Somos dolmen. Las grandes piedras de la prehistoria jalonan toda nuestra geografía. Y como muestra, un botón:Menga, Patrimonio de la Humanidad, que se encuentra en Málaga, en Antikaria – ciudad de los antiguos – hoy Antequera; La Pastora, en Valencina de la Concepción, en Sevilla, el gran desconocido; El viejísimo Alberite, en Villamartín, puerta de la serranía gaditana; El dolmen de Soto, en Trigueros, Huelva, con sus guerreros grabados y dibujados en sus piedras; Los Millares, en Almería, la sorprendente ciudad calcolítica de Santa Fe de Mondújar; La necrópolis de las Peñas de los Gitanos, en Montefrío, Granada, con sus más de cien dólmenes silentes; Las necrópolis megalíticas de Gorafe, en Granada, suspendidas sobre el espectacular barranco del río Gor; El dolmen de la Sierrezuela, en posadas, Córdoba, recientemente abierto al público o los misteriosos dólmenes del Círculo de Piedra del Collado de los Bastianes, en Jaén. Y podríamos enriquecerlos con nuestras tierras vecinas, como el de Lácara en Badajoz, los de Alcanar en el Algarve o los de Évora en el Alentejo. Grandes catedrales de la prehistoria que nos anclan a la naturaleza que nos sustenta.
El dolmen – mesa de piedra, en el antiguo bretón – más allá de su colosal arquitectura, posee una fuerza inmanente que percibe quien lo visita. Enclavado en lugares de fuerza, fueron utilizados con frecuencia por construcciones posteriores, como iglesias o palacios, herederos de su prestigio y poder.
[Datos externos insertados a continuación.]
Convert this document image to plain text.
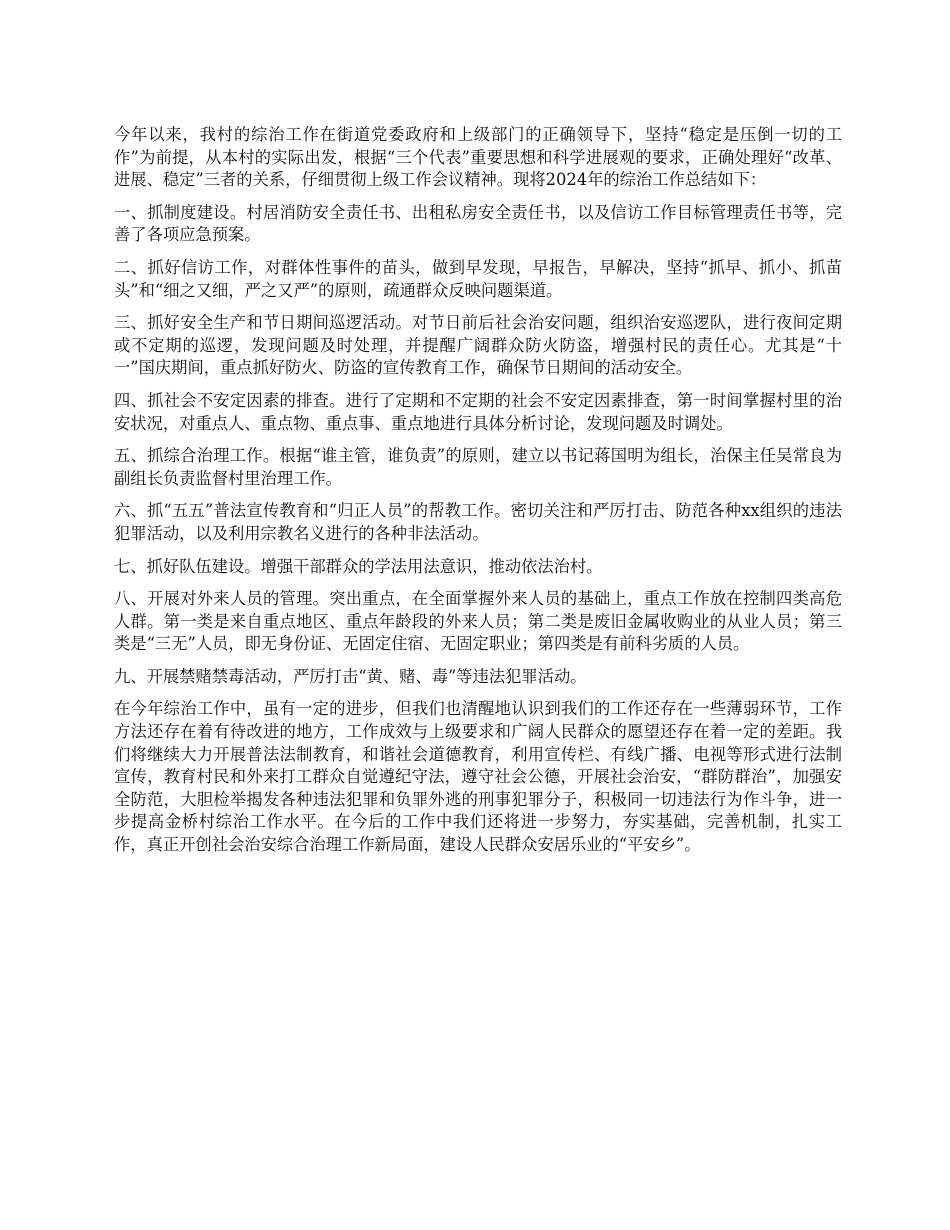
今年以来，我村的综治工作在街道党委政府和上级部门的正确领导下，坚持“稳定是压倒一切的工作”为前提，从本村的实际出发，根据“三个代表”重要思想和科学进展观的要求，正确处理好“改革、进展、稳定”三者的关系，仔细贯彻上级工作会议精神。现将2024年的综治工作总结如下：

一、抓制度建设。村居消防安全责任书、出租私房安全责任书，以及信访工作目标管理责任书等，完善了各项应急预案。

二、抓好信访工作，对群体性事件的苗头，做到早发现，早报告，早解决，坚持“抓早、抓小、抓苗头”和“细之又细，严之又严”的原则，疏通群众反映问题渠道。

三、抓好安全生产和节日期间巡逻活动。对节日前后社会治安问题，组织治安巡逻队，进行夜间定期或不定期的巡逻，发现问题及时处理，并提醒广阔群众防火防盗，增强村民的责任心。尤其是“十一”国庆期间，重点抓好防火、防盗的宣传教育工作，确保节日期间的活动安全。

四、抓社会不安定因素的排查。进行了定期和不定期的社会不安定因素排查，第一时间掌握村里的治安状况，对重点人、重点物、重点事、重点地进行具体分析讨论，发现问题及时调处。

五、抓综合治理工作。根据“谁主管，谁负责”的原则，建立以书记蒋国明为组长，治保主任吴常良为副组长负责监督村里治理工作。

六、抓“五五”普法宣传教育和“归正人员”的帮教工作。密切关注和严厉打击、防范各种xx组织的违法犯罪活动，以及利用宗教名义进行的各种非法活动。

七、抓好队伍建设。增强干部群众的学法用法意识，推动依法治村。

八、开展对外来人员的管理。突出重点，在全面掌握外来人员的基础上，重点工作放在控制四类高危人群。第一类是来自重点地区、重点年龄段的外来人员；第二类是废旧金属收购业的从业人员；第三类是“三无”人员，即无身份证、无固定住宿、无固定职业；第四类是有前科劣质的人员。

九、开展禁赌禁毒活动，严厉打击“黄、赌、毒”等违法犯罪活动。

在今年综治工作中，虽有一定的进步，但我们也清醒地认识到我们的工作还存在一些薄弱环节，工作方法还存在着有待改进的地方，工作成效与上级要求和广阔人民群众的愿望还存在着一定的差距。我们将继续大力开展普法法制教育，和谐社会道德教育，利用宣传栏、有线广播、电视等形式进行法制宣传，教育村民和外来打工群众自觉遵纪守法，遵守社会公德，开展社会治安，“群防群治”，加强安全防范，大胆检举揭发各种违法犯罪和负罪外逃的刑事犯罪分子，积极同一切违法行为作斗争，进一步提高金桥村综治工作水平。在今后的工作中我们还将进一步努力，夯实基础，完善机制，扎实工作，真正开创社会治安综合治理工作新局面，建设人民群众安居乐业的“平安乡”。
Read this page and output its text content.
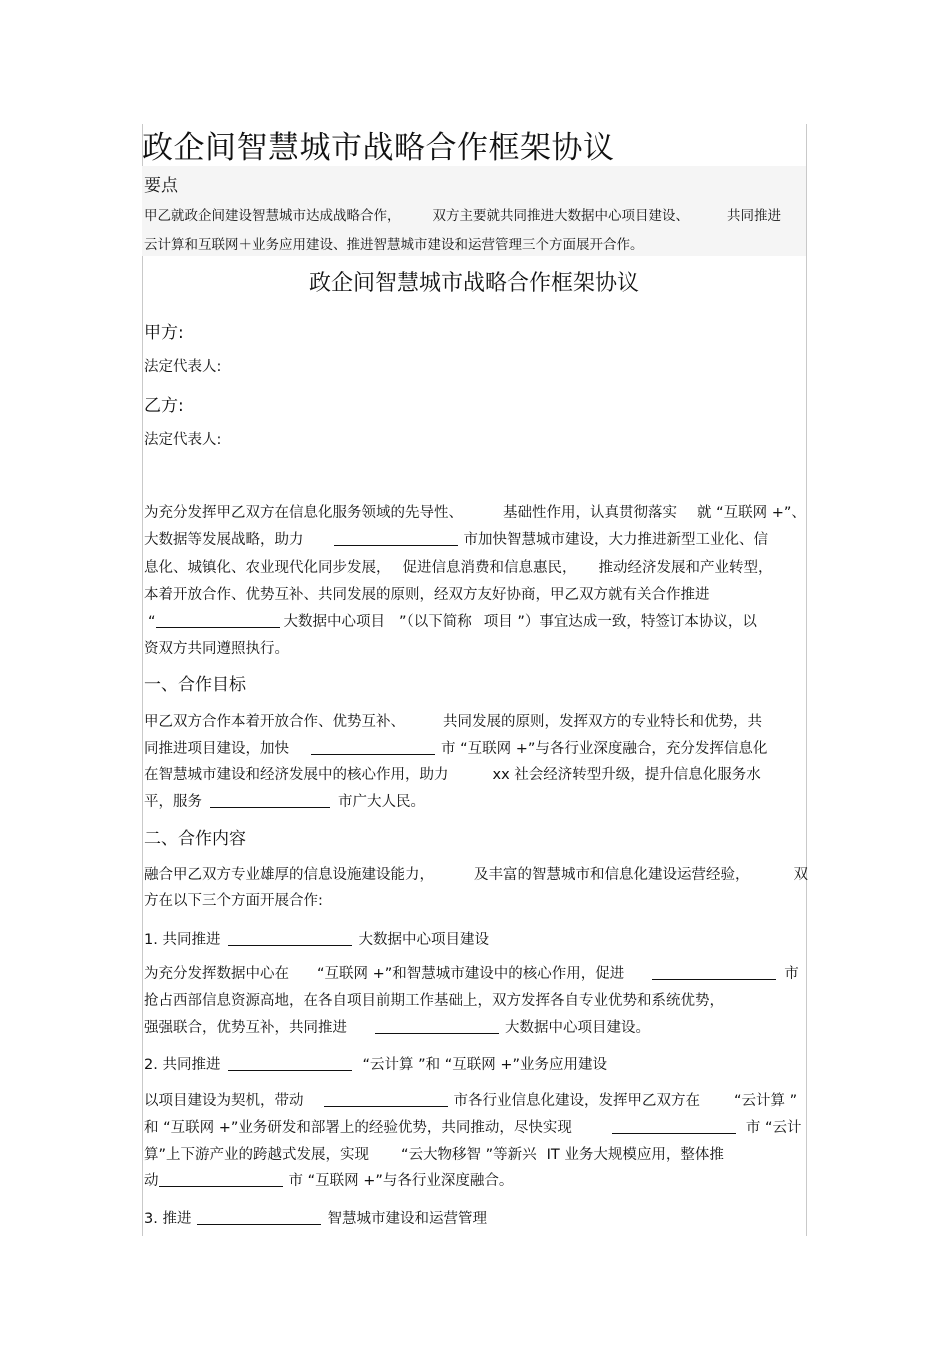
政企间智慧城市战略合作框架协议
要点
甲乙就政企间建设智慧城市达成战略合作， 双方主要就共同推进大数据中心项目建设、	共同推进
云计算和互联网＋业务应用建设、推进智慧城市建设和运营管理三个方面展开合作。
政企间智慧城市战略合作框架协议
甲方:
法定代表人:
乙方:
法定代表人:
为充分发挥甲乙双方在信息化服务领域的先导性、	基础性作用，认真贯彻落实 就 “互联网 +”、
大数据等发展战略，助力	市加快智慧城市建设，大力推进新型工业化、信
息化、城镇化、农业现代化同步发展， 促进信息消费和信息惠民， 推动经济发展和产业转型，
本着开放合作、优势互补、共同发展的原则，经双方友好协商，甲乙双方就有关合作推进
“	大数据中心项目 ”（以下简称 项目 ”）事宜达成一致，特签订本协议，以
资双方共同遵照执行。
一、合作目标
甲乙双方合作本着开放合作、优势互补、	共同发展的原则，发挥双方的专业特长和优势，共
同推进项目建设，加快	市 “互联网 +”与各行业深度融合，充分发挥信息化
在智慧城市建设和经济发展中的核心作用，助力	xx 社会经济转型升级，提升信息化服务水
平，服务	市广大人民。
二、合作内容
融合甲乙双方专业雄厚的信息设施建设能力，	及丰富的智慧城市和信息化建设运营经验，	双
方在以下三个方面开展合作:
1. 共同推进	大数据中心项目建设
为充分发挥数据中心在 “互联网 +”和智慧城市建设中的核心作用，促进	市
抢占西部信息资源高地，在各自项目前期工作基础上，双方发挥各自专业优势和系统优势，
强强联合，优势互补，共同推进	大数据中心项目建设。
2. 共同推进	“云计算 ”和 “互联网 +”业务应用建设
以项目建设为契机，带动	市各行业信息化建设，发挥甲乙双方在 “云计算 ”
和 “互联网 +”业务研发和部署上的经验优势，共同推动，尽快实现	市 “云计
算”上下游产业的跨越式发展，实现 “云大物移智 ”等新兴 IT 业务大规模应用，整体推
动	市 “互联网 +”与各行业深度融合。
3. 推进	智慧城市建设和运营管理
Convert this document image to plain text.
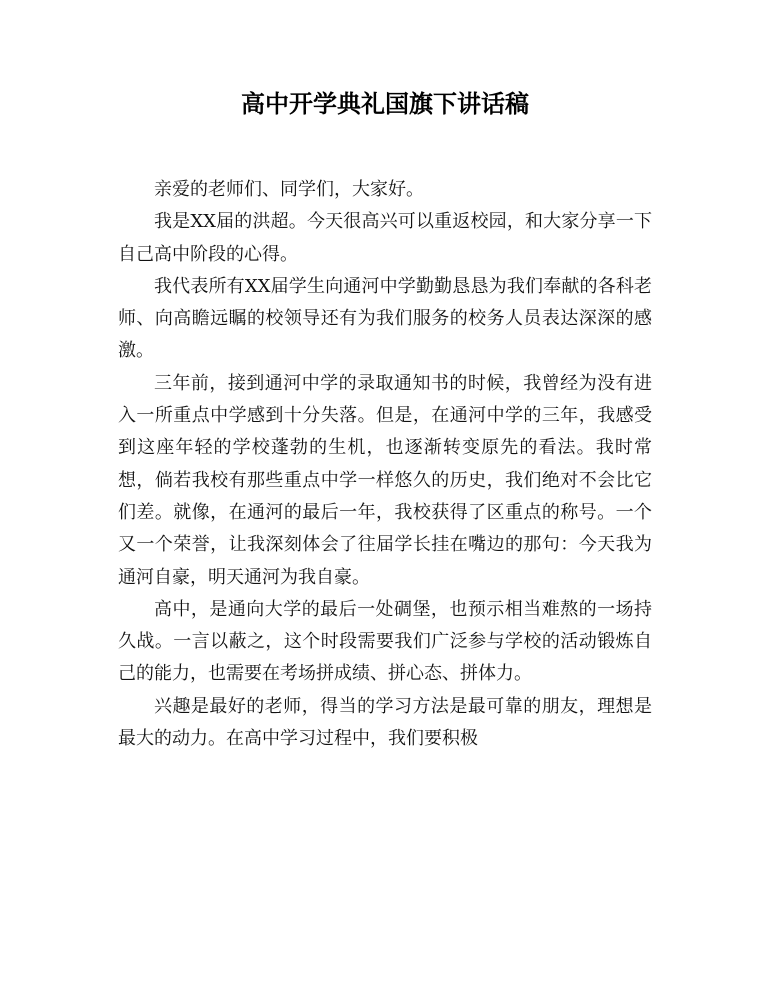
高中开学典礼国旗下讲话稿

亲爱的老师们、同学们，大家好。

我是XX届的洪超。今天很高兴可以重返校园，和大家分享一下自己高中阶段的心得。

我代表所有XX届学生向通河中学勤勤恳恳为我们奉献的各科老师、向高瞻远瞩的校领导还有为我们服务的校务人员表达深深的感激。

三年前，接到通河中学的录取通知书的时候，我曾经为没有进入一所重点中学感到十分失落。但是，在通河中学的三年，我感受到这座年轻的学校蓬勃的生机，也逐渐转变原先的看法。我时常想，倘若我校有那些重点中学一样悠久的历史，我们绝对不会比它们差。就像，在通河的最后一年，我校获得了区重点的称号。一个又一个荣誉，让我深刻体会了往届学长挂在嘴边的那句：今天我为通河自豪，明天通河为我自豪。

高中，是通向大学的最后一处碉堡，也预示相当难熬的一场持久战。一言以蔽之，这个时段需要我们广泛参与学校的活动锻炼自己的能力，也需要在考场拼成绩、拼心态、拼体力。

兴趣是最好的老师，得当的学习方法是最可靠的朋友，理想是最大的动力。在高中学习过程中，我们要积极
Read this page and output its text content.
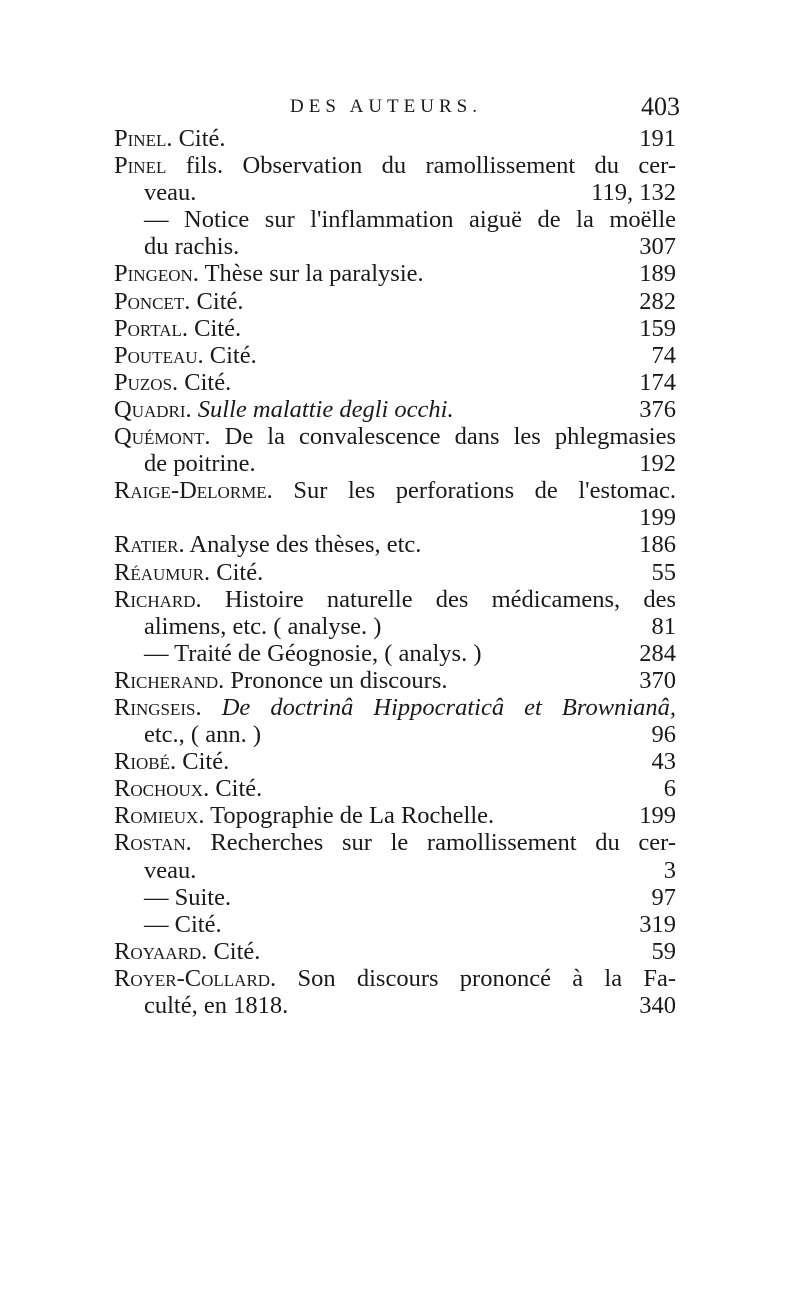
DES AUTEURS.	403
Pinel. Cité.	191
Pinel fils. Observation du ramollissement du cer-
veau.	119, 132
— Notice sur l'inflammation aiguë de la moëlle
du rachis.	307
Pingeon. Thèse sur la paralysie.	189
Poncet. Cité.	282
Portal. Cité.	159
Pouteau. Cité.	74
Puzos. Cité.	174
Quadri. Sulle malattie degli occhi.	376
Quémont. De la convalescence dans les phlegmasies
de poitrine.	192
Raige-Delorme. Sur les perforations de l'estomac.
199
Ratier. Analyse des thèses, etc.	186
Réaumur. Cité.	55
Richard. Histoire naturelle des médicamens, des
alimens, etc. ( analyse. )	81
— Traité de Géognosie, ( analys. )	284
Richerand. Prononce un discours.	370
Ringseis. De doctrinâ Hippocraticâ et Brownianâ,
etc., ( ann. )	96
Riobé. Cité.	43
Rochoux. Cité.	6
Romieux. Topographie de La Rochelle.	199
Rostan. Recherches sur le ramollissement du cer-
veau.	3
— Suite.	97
— Cité.	319
Royaard. Cité.	59
Royer-Collard. Son discours prononcé à la Fa-
culté, en 1818.	340
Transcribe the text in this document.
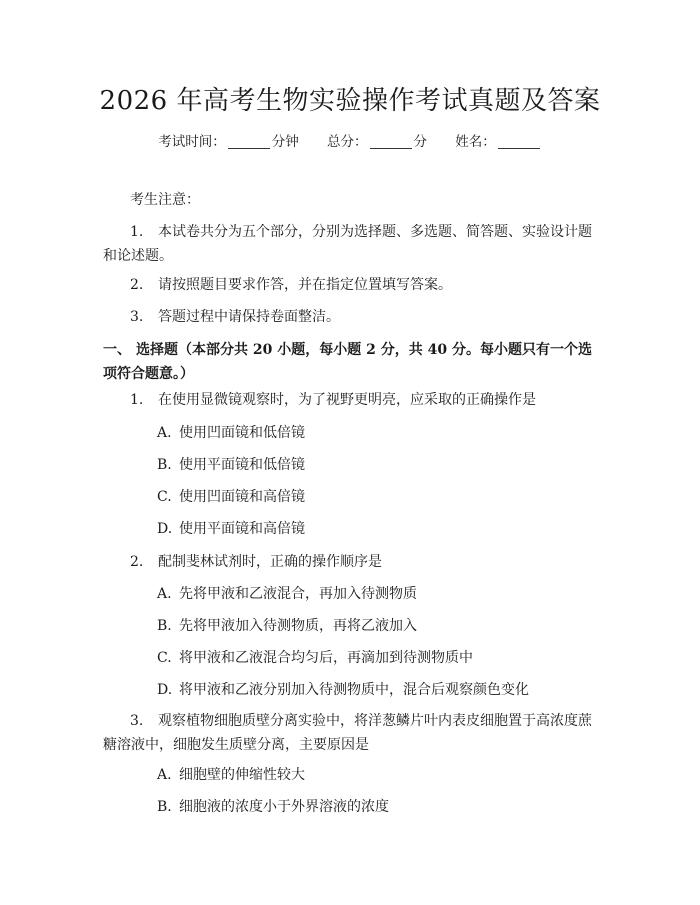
2026 年高考生物实验操作考试真题及答案
考试时间：	分钟 总分：	分 姓名：
考生注意：
1. 本试卷共分为五个部分，分别为选择题、多选题、简答题、实验设计题和论述题。
2. 请按照题目要求作答，并在指定位置填写答案。
3. 答题过程中请保持卷面整洁。
一、 选择题（本部分共 20 小题，每小题 2 分，共 40 分。每小题只有一个选项符合题意。）
1. 在使用显微镜观察时，为了视野更明亮，应采取的正确操作是
A. 使用凹面镜和低倍镜
B. 使用平面镜和低倍镜
C. 使用凹面镜和高倍镜
D. 使用平面镜和高倍镜
2. 配制斐林试剂时，正确的操作顺序是
A. 先将甲液和乙液混合，再加入待测物质
B. 先将甲液加入待测物质，再将乙液加入
C. 将甲液和乙液混合均匀后，再滴加到待测物质中
D. 将甲液和乙液分别加入待测物质中，混合后观察颜色变化
3. 观察植物细胞质壁分离实验中，将洋葱鳞片叶内表皮细胞置于高浓度蔗糖溶液中，细胞发生质壁分离，主要原因是
A. 细胞壁的伸缩性较大
B. 细胞液的浓度小于外界溶液的浓度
En el sur de Portugal podemos visitar las Antas-Capelas, los dólmenes reconvertidos en ermitas, aunque el caso más espectacular de asunción del espíritu del dolmen lo encontramos en la iglesia de Santa Cruz, en Cangas de Onís, que fue construida por Fávila, hijo de Pelayo, sobre el dolmen principal de los asturcones, hoy perfectamente visible. La Hacienda de Ontiveros, en Valencina, alberga un gran dolmen bajo sus cimientos. Somos dolmen e, inconscientemente, bajo su fascinación evocadora permanecemos.
En nuestro siglo digital regresamos al dolmen, vórtice energético de las fuerzas naturales. Por eso, crecen – para sorpresa de muchos – los ritos que en los solsticios se celebran ante el dolmen. Ritos de vida y fertilidad, ritos telúricos y ancestrales, que nos retrotraen a nuestra prehistoria. Fuimos dolmen y, miles de años después, dolmen somos. Porque así de caprichosa es nuestra historia; porque así de misteriosas y fascinantes son tanto la literatura que escribimos comola vida que creemos vivir, entremezcladas íntimamente bajo los cielos y las grandes piedras de nuestra Andalucía ancestral.